THE FIRST TIME I recall seeing gulls, I was heading west to California, passing by the Great Salt Lake.
How did they get there?
Well, of course, they flew, though more than 800 miles inland from the Pacific. Some species of gulls are among the great flyers, capable of rivaling passenger-plane distances.
They’re also the state bird of Utah, with a monument to them in Salt Lake City for eating insects, saving Mormon settlers’ crops in 1848.
Gulls are large, vocal, smart and assertive.
At the beach, you might see them grabbing a clam or a mussel, flying high to drop it onto the rocks below for the morsel inside.
Some regard gulls as pests. At fishing piers, they know there’s food to be had. They’re noisy and aggressive and might steal from another gull or a fisherman’s bucket.
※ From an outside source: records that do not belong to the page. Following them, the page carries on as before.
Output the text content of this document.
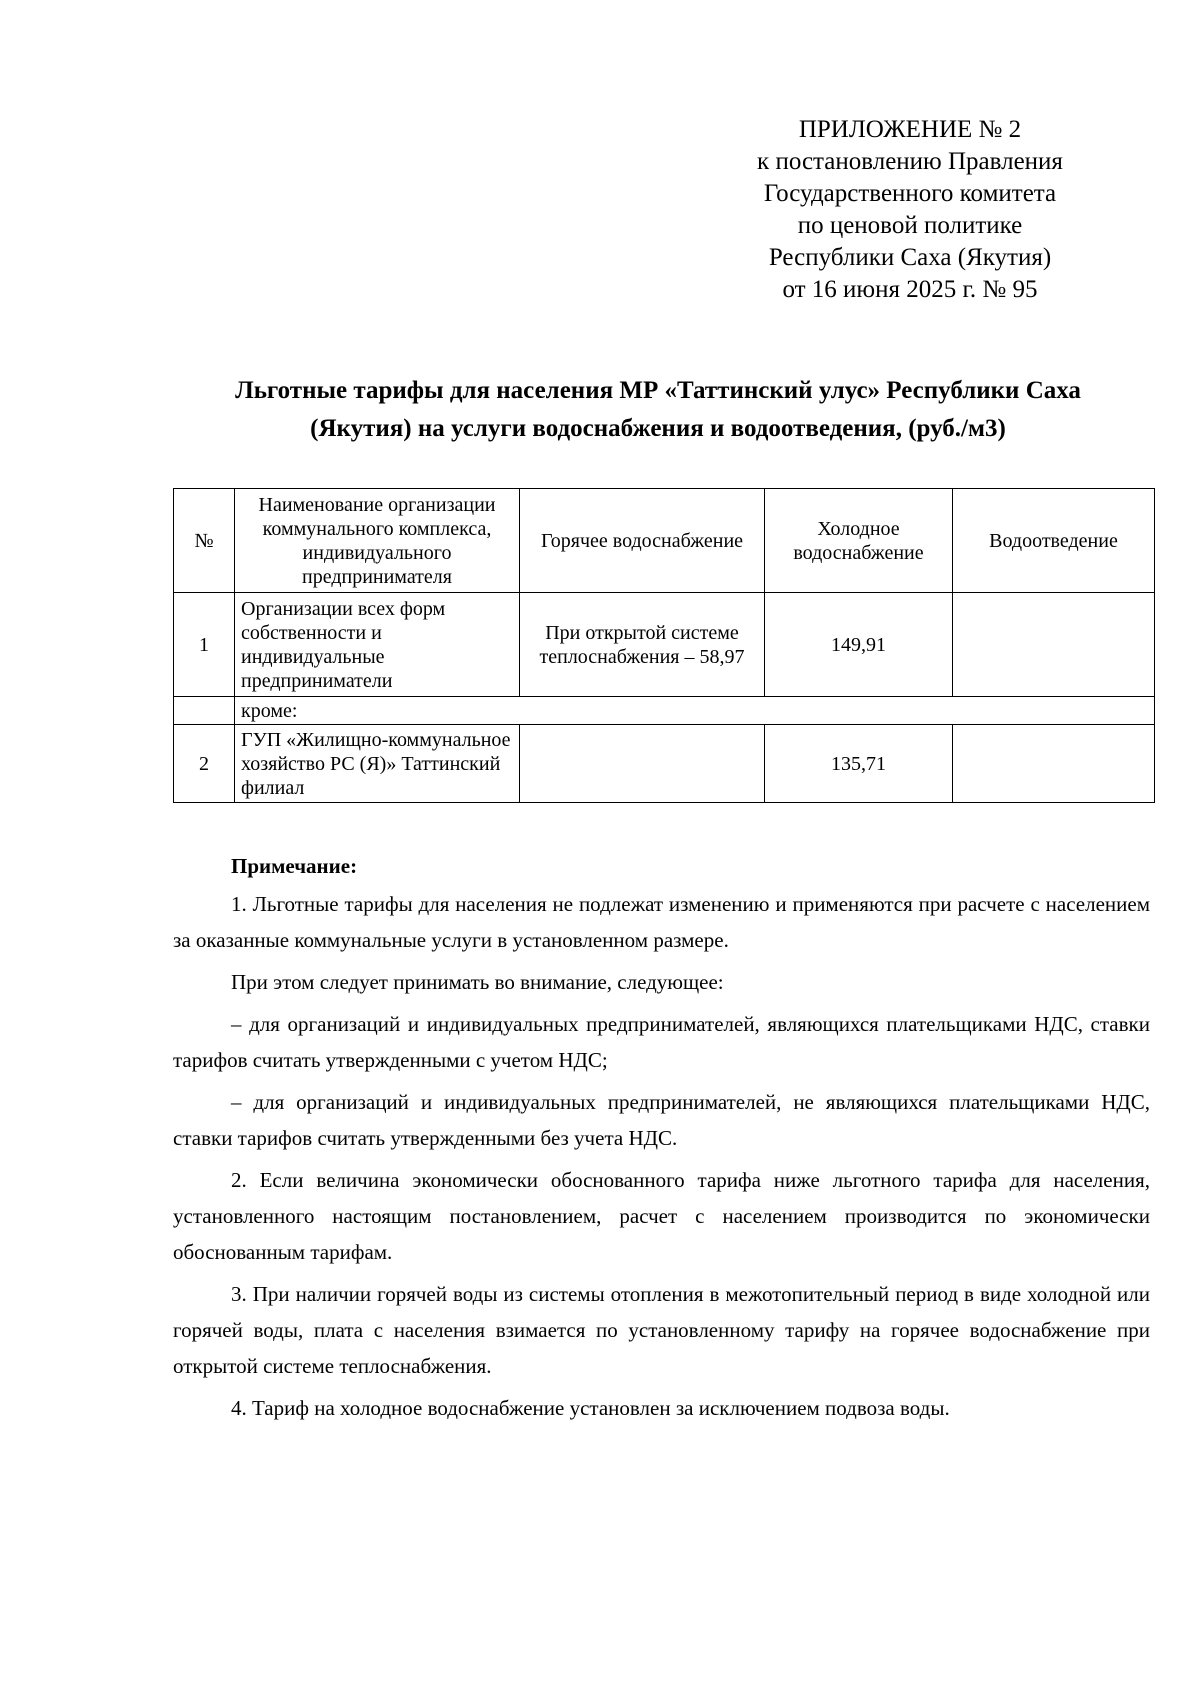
ПРИЛОЖЕНИЕ № 2
к постановлению Правления
Государственного комитета
по ценовой политике
Республики Саха (Якутия)
от 16 июня 2025 г. № 95
Льготные тарифы для населения МР «Таттинский улус» Республики Саха
(Якутия) на услуги водоснабжения и водоотведения, (руб./м3)
№	Наименование организации коммунального комплекса, индивидуального предпринимателя	Горячее водоснабжение	Холодное водоснабжение	Водоотведение
1	Организации всех форм собственности и индивидуальные предприниматели	При открытой системе теплоснабжения – 58,97	149,91	
	кроме:			
2	ГУП «Жилищно-коммунальное хозяйство РС (Я)» Таттинский филиал		135,71	

Примечание:

1. Льготные тарифы для населения не подлежат изменению и применяются при расчете с населением за оказанные коммунальные услуги в установленном размере.

При этом следует принимать во внимание, следующее:

– для организаций и индивидуальных предпринимателей, являющихся плательщиками НДС, ставки тарифов считать утвержденными с учетом НДС;

– для организаций и индивидуальных предпринимателей, не являющихся плательщиками НДС, ставки тарифов считать утвержденными без учета НДС.

2. Если величина экономически обоснованного тарифа ниже льготного тарифа для населения, установленного настоящим постановлением, расчет с населением производится по экономически обоснованным тарифам.

3. При наличии горячей воды из системы отопления в межотопительный период в виде холодной или горячей воды, плата с населения взимается по установленному тарифу на горячее водоснабжение при открытой системе теплоснабжения.

4. Тариф на холодное водоснабжение установлен за исключением подвоза воды.
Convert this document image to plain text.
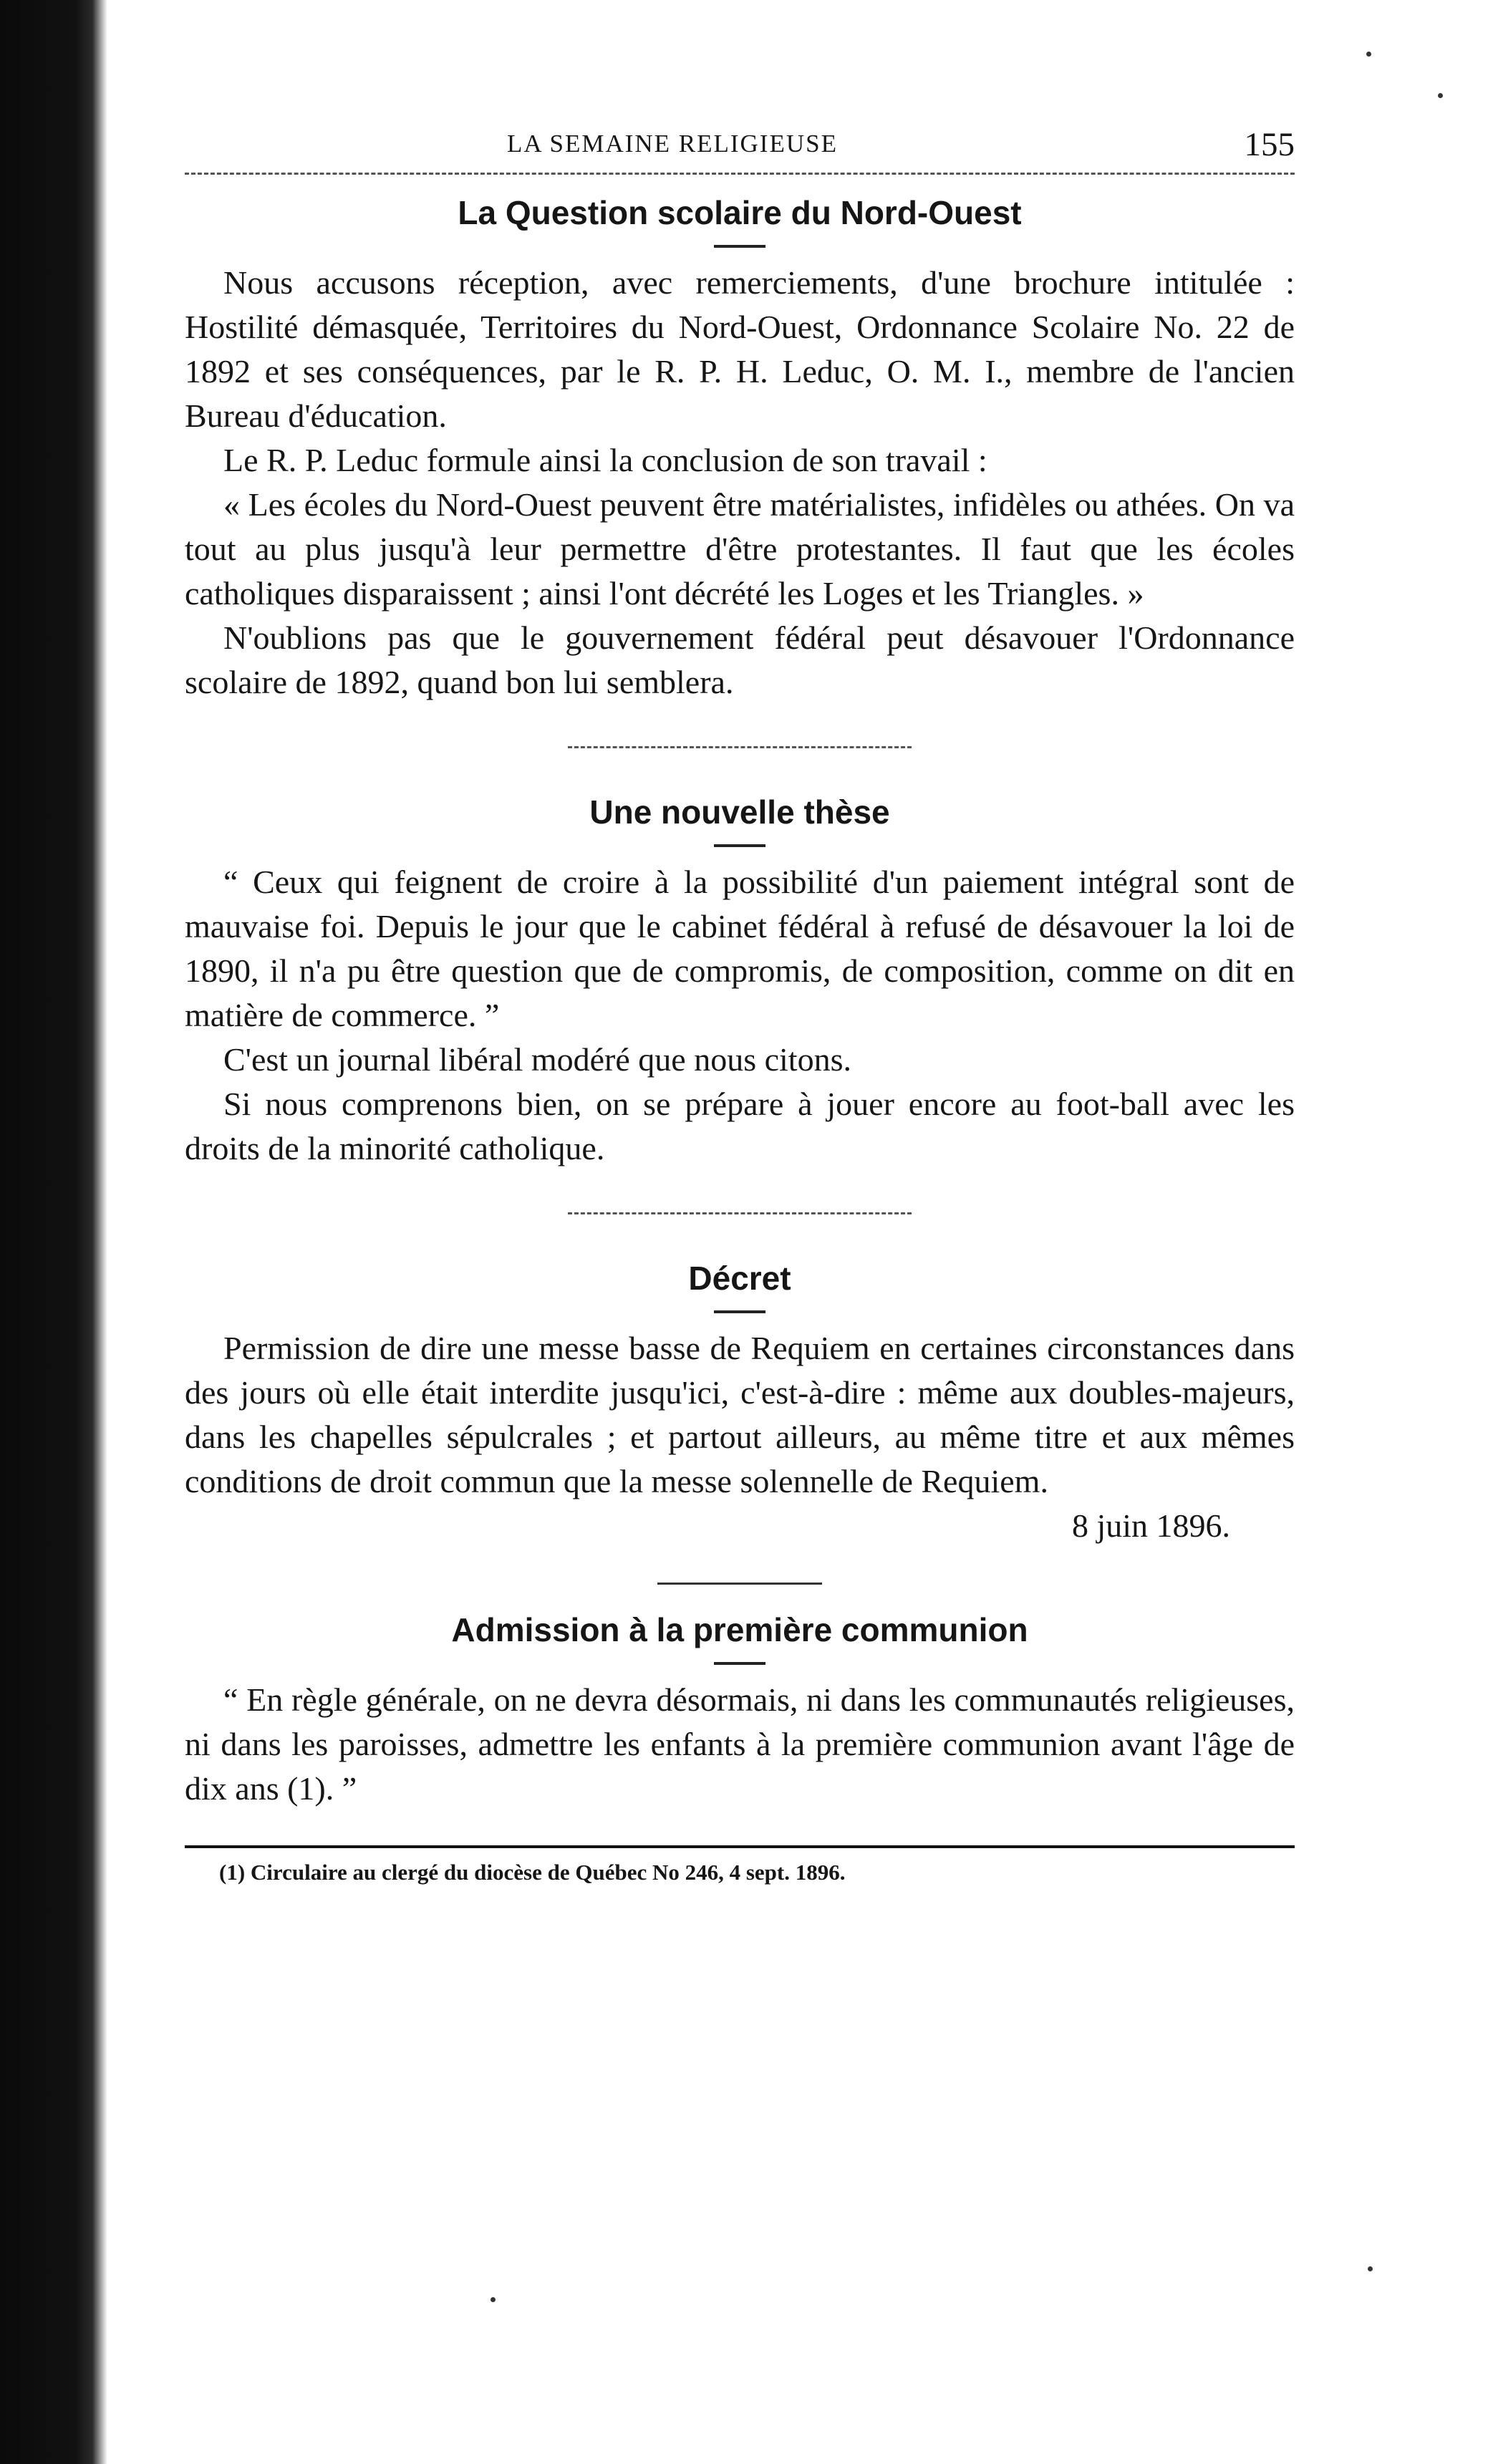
LA SEMAINE RELIGIEUSE	155
La Question scolaire du Nord-Ouest

Nous accusons réception, avec remerciements, d'une brochure intitulée : Hostilité démasquée, Territoires du Nord-Ouest, Ordonnance Scolaire No. 22 de 1892 et ses conséquences, par le R. P. H. Leduc, O. M. I., membre de l'ancien Bureau d'éducation.

Le R. P. Leduc formule ainsi la conclusion de son travail :

« Les écoles du Nord-Ouest peuvent être matérialistes, infidèles ou athées. On va tout au plus jusqu'à leur permettre d'être protestantes. Il faut que les écoles catholiques disparaissent ; ainsi l'ont décrété les Loges et les Triangles. »

N'oublions pas que le gouvernement fédéral peut désavouer l'Ordonnance scolaire de 1892, quand bon lui semblera.

Une nouvelle thèse

“ Ceux qui feignent de croire à la possibilité d'un paiement intégral sont de mauvaise foi. Depuis le jour que le cabinet fédéral à refusé de désavouer la loi de 1890, il n'a pu être question que de compromis, de composition, comme on dit en matière de commerce. ”

C'est un journal libéral modéré que nous citons.

Si nous comprenons bien, on se prépare à jouer encore au foot-ball avec les droits de la minorité catholique.

Décret

Permission de dire une messe basse de Requiem en certaines circonstances dans des jours où elle était interdite jusqu'ici, c'est-à-dire : même aux doubles-majeurs, dans les chapelles sépulcrales ; et partout ailleurs, au même titre et aux mêmes conditions de droit commun que la messe solennelle de Requiem.

8 juin 1896.
Admission à la première communion

“ En règle générale, on ne devra désormais, ni dans les communautés religieuses, ni dans les paroisses, admettre les enfants à la première communion avant l'âge de dix ans (1). ”

(1) Circulaire au clergé du diocèse de Québec No 246, 4 sept. 1896.
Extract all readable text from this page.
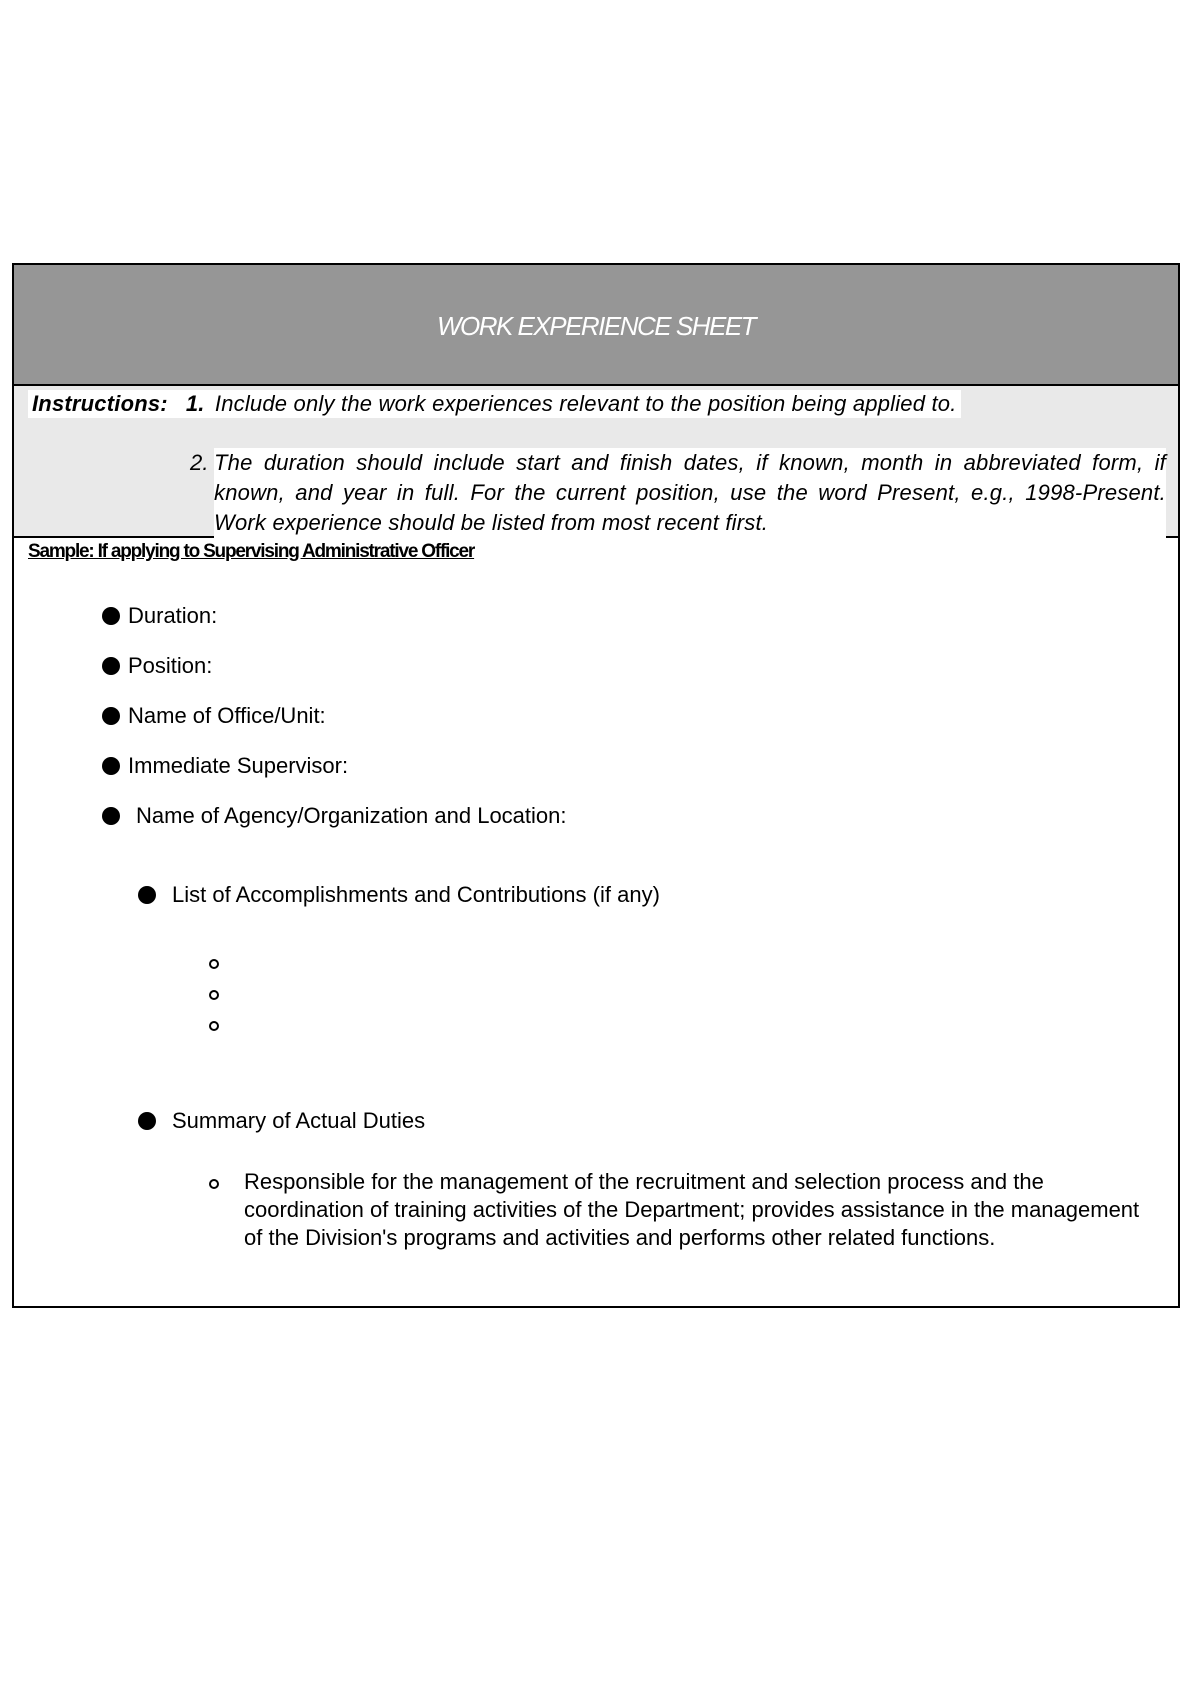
WORK EXPERIENCE SHEET
Instructions: 1. Include only the work experiences relevant to the position being applied to.
2. The duration should include start and finish dates, if known, month in abbreviated form, if known, and year in full. For the current position, use the word Present, e.g., 1998-Present. Work experience should be listed from most recent first.
Sample: If applying to Supervising Administrative Officer
Duration:
Position:
Name of Office/Unit:
Immediate Supervisor:
Name of Agency/Organization and Location:
List of Accomplishments and Contributions (if any)
Summary of Actual Duties
Responsible for the management of the recruitment and selection process and the coordination of training activities of the Department; provides assistance in the management of the Division's programs and activities and performs other related functions.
A colleague says their sharp squawks mean, “Mine. Mine.”
They’re able to drink saltwater, thanks to glands that remove the salt.
If someone on the deck of a state ferry is feeding gulls — look out below. They also can let fly large droppings. So don’t stand under someone holding food aloft for a gull to take. It’s something I’ve experienced only once.
Ivar Haglund, the late, local character, restaurateur and self-promoter, loved gulls. His Acres of Clams on the waterfront encourages diners to feed the gulls — but not the pigeons. There’s a statue of Haglund feeding gulls streetside on Alaskan Way. (It’s by Richard Beyer, known for “Waiting for the Interurban” in Fremont.)
On full display on the waterside are the birds’ athleticism and aggressiveness. They love French fries. People buy orders of them just to share. They extend an arm over the railing and hold one fry, and it’s gone in a deft swoop. Or they’ll toss them high into the air, and competing gulls show off their fielding skills. Hardly a miss. It’s a tourist attraction and entertainment. Maybe it’s not the best diet.
But, do the gulls know whether their glands also will remove salt from fries?